While the stars appear to be aligning for Thailand, the same cannot yet be definitively said for F1’s frequently stated ambition to add a race in Africa. Securing an African Grand Prix would undeniably cement F1’s status as a truly ‘world’ championship, boasting events on every inhabited continent. Historically, only South Africa (from 1962-1993) and Morocco (1958) have previously hosted Formula 1 Grands Prix. The South African government has recently requested expressions of interest, with possible options including a nostalgic return to the classic Kyalami road course outside Johannesburg or an entirely new street race concept in the vibrant city of Cape Town. The logistical challenges and infrastructure requirements for such a venture are significant, but the symbolic importance and untapped market potential are immense.

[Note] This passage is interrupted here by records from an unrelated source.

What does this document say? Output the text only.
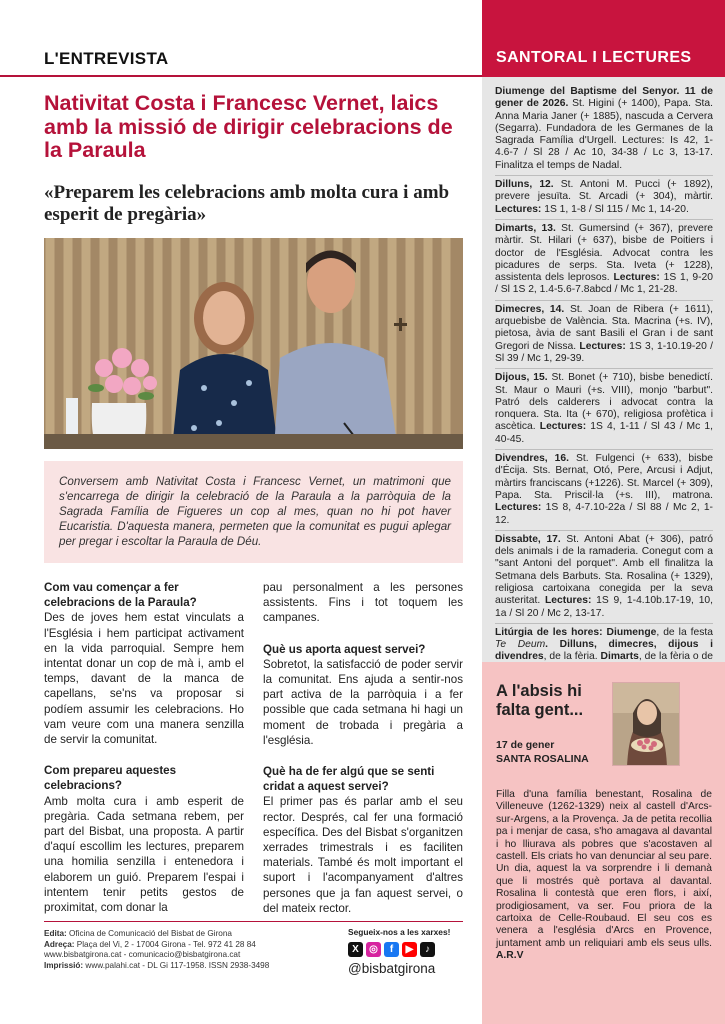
L'ENTREVISTA
Nativitat Costa i Francesc Vernet, laics amb la missió de dirigir celebracions de la Paraula
«Preparem les celebracions amb molta cura i amb esperit de pregària»

Conversem amb Nativitat Costa i Francesc Vernet, un matrimoni que s'encarrega de dirigir la celebració de la Paraula a la parròquia de la Sagrada Família de Figueres un cop al mes, quan no hi pot haver Eucaristia. D'aquesta manera, permeten que la comunitat es pugui aplegar per pregar i escoltar la Paraula de Déu.

Com vau començar a fer celebracions de la Paraula?

Des de joves hem estat vinculats a l'Església i hem participat activament en la vida parroquial. Sempre hem intentat donar un cop de mà i, amb el temps, davant de la manca de capellans, se'ns va proposar si podíem assumir les celebracions. Ho vam veure com una manera senzilla de servir la comunitat.

Com prepareu aquestes celebracions?

Amb molta cura i amb esperit de pregària. Cada setmana rebem, per part del Bisbat, una proposta. A partir d'aquí escollim les lectures, preparem una homilia senzilla i entenedora i elaborem un guió. Preparem l'espai i intentem tenir petits gestos de proximitat, com donar la

pau personalment a les persones assistents. Fins i tot toquem les campanes.

Què us aporta aquest servei?

Sobretot, la satisfacció de poder servir la comunitat. Ens ajuda a sentir-nos part activa de la parròquia i a fer possible que cada setmana hi hagi un moment de trobada i pregària a l'església.

Què ha de fer algú que se senti cridat a aquest servei?

El primer pas és parlar amb el seu rector. Després, cal fer una formació específica. Des del Bisbat s'organitzen xerrades trimestrals i es faciliten materials. També és molt important el suport i l'acompanyament d'altres persones que ja fan aquest servei, o del mateix rector.

Edita: Oficina de Comunicació del Bisbat de Girona
Adreça: Plaça del Vi, 2 - 17004 Girona - Tel. 972 41 28 84
www.bisbatgirona.cat - comunicacio@bisbatgirona.cat
Imprissió: www.palahi.cat - DL Gi 117-1958. ISSN 2938-3498
Segueix-nos a les xarxes!
X	◎	f	▶	♪
@bisbatgirona
SANTORAL I LECTURES
Diumenge del Baptisme del Senyor. 11 de gener de 2026. St. Higini (+ 1400), Papa. Sta. Anna Maria Janer (+ 1885), nascuda a Cervera (Segarra). Fundadora de les Germanes de la Sagrada Família d'Urgell. Lectures: Is 42, 1-4.6-7 / Sl 28 / Ac 10, 34-38 / Lc 3, 13-17. Finalitza el temps de Nadal.
Dilluns, 12. St. Antoni M. Pucci (+ 1892), prevere jesuïta. St. Arcadi (+ 304), màrtir. Lectures: 1S 1, 1-8 / Sl 115 / Mc 1, 14-20.
Dimarts, 13. St. Gumersind (+ 367), prevere màrtir. St. Hilari (+ 637), bisbe de Poitiers i doctor de l'Església. Advocat contra les picadures de serps. Sta. Iveta (+ 1228), assistenta dels leprosos. Lectures: 1S 1, 9-20 / Sl 1S 2, 1.4-5.6-7.8abcd / Mc 1, 21-28.
Dimecres, 14. St. Joan de Ribera (+ 1611), arquebisbe de València. Sta. Macrina (+s. IV), pietosa, àvia de sant Basili el Gran i de sant Gregori de Nissa. Lectures: 1S 3, 1-10.19-20 / Sl 39 / Mc 1, 29-39.
Dijous, 15. St. Bonet (+ 710), bisbe benedictí. St. Maur o Mauri (+s. VIII), monjo "barbut". Patró dels calderers i advocat contra la ronquera. Sta. Ita (+ 670), religiosa profètica i ascètica. Lectures: 1S 4, 1-11 / Sl 43 / Mc 1, 40-45.
Divendres, 16. St. Fulgenci (+ 633), bisbe d'Écija. Sts. Bernat, Otó, Pere, Arcusi i Adjut, màrtirs franciscans (+1226). St. Marcel (+ 309), Papa. Sta. Priscil·la (+s. III), matrona. Lectures: 1S 8, 4-7.10-22a / Sl 88 / Mc 2, 1-12.
Dissabte, 17. St. Antoni Abat (+ 306), patró dels animals i de la ramaderia. Conegut com a "sant Antoni del porquet". Amb ell finalitza la Setmana dels Barbuts. Sta. Rosalina (+ 1329), religiosa cartoixana conegida per la seva austeritat. Lectures: 1S 9, 1-4.10b.17-19, 10, 1a / Sl 20 / Mc 2, 13-17.
Litúrgia de les hores: Diumenge, de la festa Te Deum. Dilluns, dimecres, dijous i divendres, de la fèria. Dimarts, de la fèria o de
A l'absis hi falta gent...
17 de gener
SANTA ROSALINA
Filla d'una família benestant, Rosalina de Villeneuve (1262-1329) neix al castell d'Arcs-sur-Argens, a la Provença. Ja de petita recollia pa i menjar de casa, s'ho amagava al davantal i ho lliurava als pobres que s'acostaven al castell. Els criats ho van denunciar al seu pare. Un dia, aquest la va sorprendre i li demanà que li mostrés què portava al davantal. Rosalina li contestà que eren flors, i així, prodigiosament, va ser. Fou priora de la cartoixa de Celle-Roubaud. El seu cos es venera a l'església d'Arcs en Provence, juntament amb un reliquiari amb els seus ulls. A.R.V
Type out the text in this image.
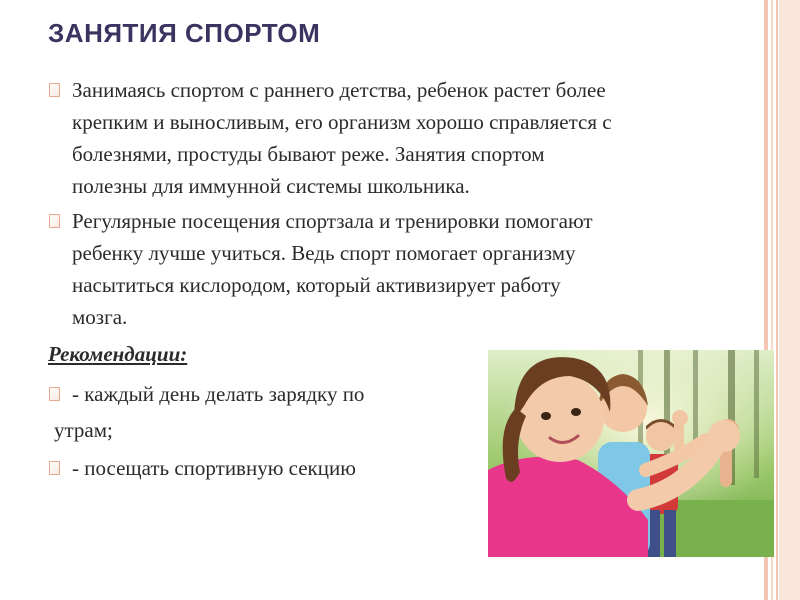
ЗАНЯТИЯ СПОРТОМ
Занимаясь спортом с раннего детства, ребенок растет более
крепким и выносливым, его организм хорошо справляется с
болезнями, простуды бывают реже. Занятия спортом
полезны для иммунной системы школьника.
Регулярные посещения спортзала и тренировки помогают
ребенку лучше учиться. Ведь спорт помогает организму
насытиться кислородом, который активизирует работу
мозга.

Рекомендации:

- каждый день делать зарядку по
утрам;
- посещать спортивную секцию
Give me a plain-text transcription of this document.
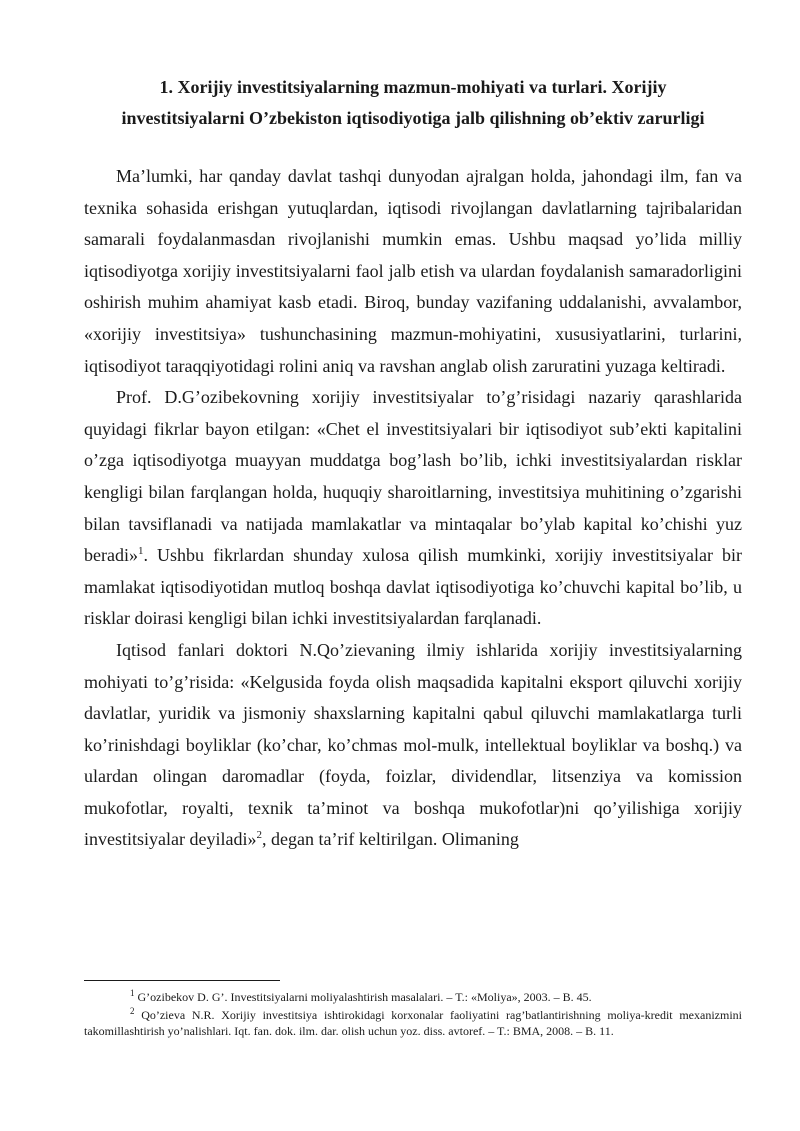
1. Xorijiy investitsiyalarning mazmun-mohiyati va turlari. Xorijiy
investitsiyalarni O’zbekiston iqtisodiyotiga jalb qilishning ob’ektiv zarurligi

Ma’lumki, har qanday davlat tashqi dunyodan ajralgan holda, jahondagi ilm, fan va texnika sohasida erishgan yutuqlardan, iqtisodi rivojlangan davlatlarning tajribalaridan samarali foydalanmasdan rivojlanishi mumkin emas. Ushbu maqsad yo’lida milliy iqtisodiyotga xorijiy investitsiyalarni faol jalb etish va ulardan foydalanish samaradorligini oshirish muhim ahamiyat kasb etadi. Biroq, bunday vazifaning uddalanishi, avvalambor, «xorijiy investitsiya» tushunchasining mazmun-mohiyatini, xususiyatlarini, turlarini, iqtisodiyot taraqqiyotidagi rolini aniq va ravshan anglab olish zaruratini yuzaga keltiradi.

Prof. D.G’ozibekovning xorijiy investitsiyalar to’g’risidagi nazariy qarashlarida quyidagi fikrlar bayon etilgan: «Chet el investitsiyalari bir iqtisodiyot sub’ekti kapitalini o’zga iqtisodiyotga muayyan muddatga bog’lash bo’lib, ichki investitsiyalardan risklar kengligi bilan farqlangan holda, huquqiy sharoitlarning, investitsiya muhitining o’zgarishi bilan tavsiflanadi va natijada mamlakatlar va mintaqalar bo’ylab kapital ko’chishi yuz beradi»$^1$. Ushbu fikrlardan shunday xulosa qilish mumkinki, xorijiy investitsiyalar bir mamlakat iqtisodiyotidan mutloq boshqa davlat iqtisodiyotiga ko’chuvchi kapital bo’lib, u risklar doirasi kengligi bilan ichki investitsiyalardan farqlanadi.

Iqtisod fanlari doktori N.Qo’zievaning ilmiy ishlarida xorijiy investitsiyalarning mohiyati to’g’risida: «Kelgusida foyda olish maqsadida kapitalni eksport qiluvchi xorijiy davlatlar, yuridik va jismoniy shaxslarning kapitalni qabul qiluvchi mamlakatlarga turli ko’rinishdagi boyliklar (ko’char, ko’chmas mol-mulk, intellektual boyliklar va boshq.) va ulardan olingan daromadlar (foyda, foizlar, dividendlar, litsenziya va komission mukofotlar, royalti, texnik ta’minot va boshqa mukofotlar)ni qo’yilishiga xorijiy investitsiyalar deyiladi»$^2$, degan ta’rif keltirilgan. Olimaning

$^1$ G’ozibekov D. G’. Investitsiyalarni moliyalashtirish masalalari. – T.: «Moliya», 2003. – B. 45.

$^2$ Qo’zieva N.R. Xorijiy investitsiya ishtirokidagi korxonalar faoliyatini rag’batlantirishning moliya-kredit mexanizmini takomillashtirish yo’nalishlari. Iqt. fan. dok. ilm. dar. olish uchun yoz. diss. avtoref. – T.: BMA, 2008. – B. 11.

Then there is Saudi Arabia’s monumental, money-no-object Qiddiya project. The original plan envisioned its extravagant, purpose-built track taking over the slot currently held by Jeddah, as initially scheduled for 2027. However, discussions have also emerged about the possibility of Saudi Arabia hosting two Formula 1 races, effectively bookending the championship season. The regime’s budget for ‘sportswashing’ through major international sports events is seemingly limitless, and such financial might would undoubtedly be sufficient to alleviate any qualms Formula 1 might have about holding more than one race in the same country, especially given its strategic importance in the Middle East.
The COVID-19 pandemic momentarily disrupted Liberty Media’s ambitious plans to significantly increase Formula 1’s revenues by expanding the calendar and adding more commercially valuable races. Now, with the world returning to a semblance of normality, F1 is back on track with a full roster of two dozen races. The scarcity value of these coveted slots is rapidly increasing, with more than half of them already booked up well into the 2030s. At a time when global interest in Formula 1 is soaring to unprecedented levels, any aspiring host city or nation that desires a piece of this action will undoubtedly have to pay top dollar, reflecting the sport’s robust health and global appeal. The future of the F1 calendar is a testament to strategic expansion, balancing heritage with new horizons, and the undeniable commercial prowess of Formula 1.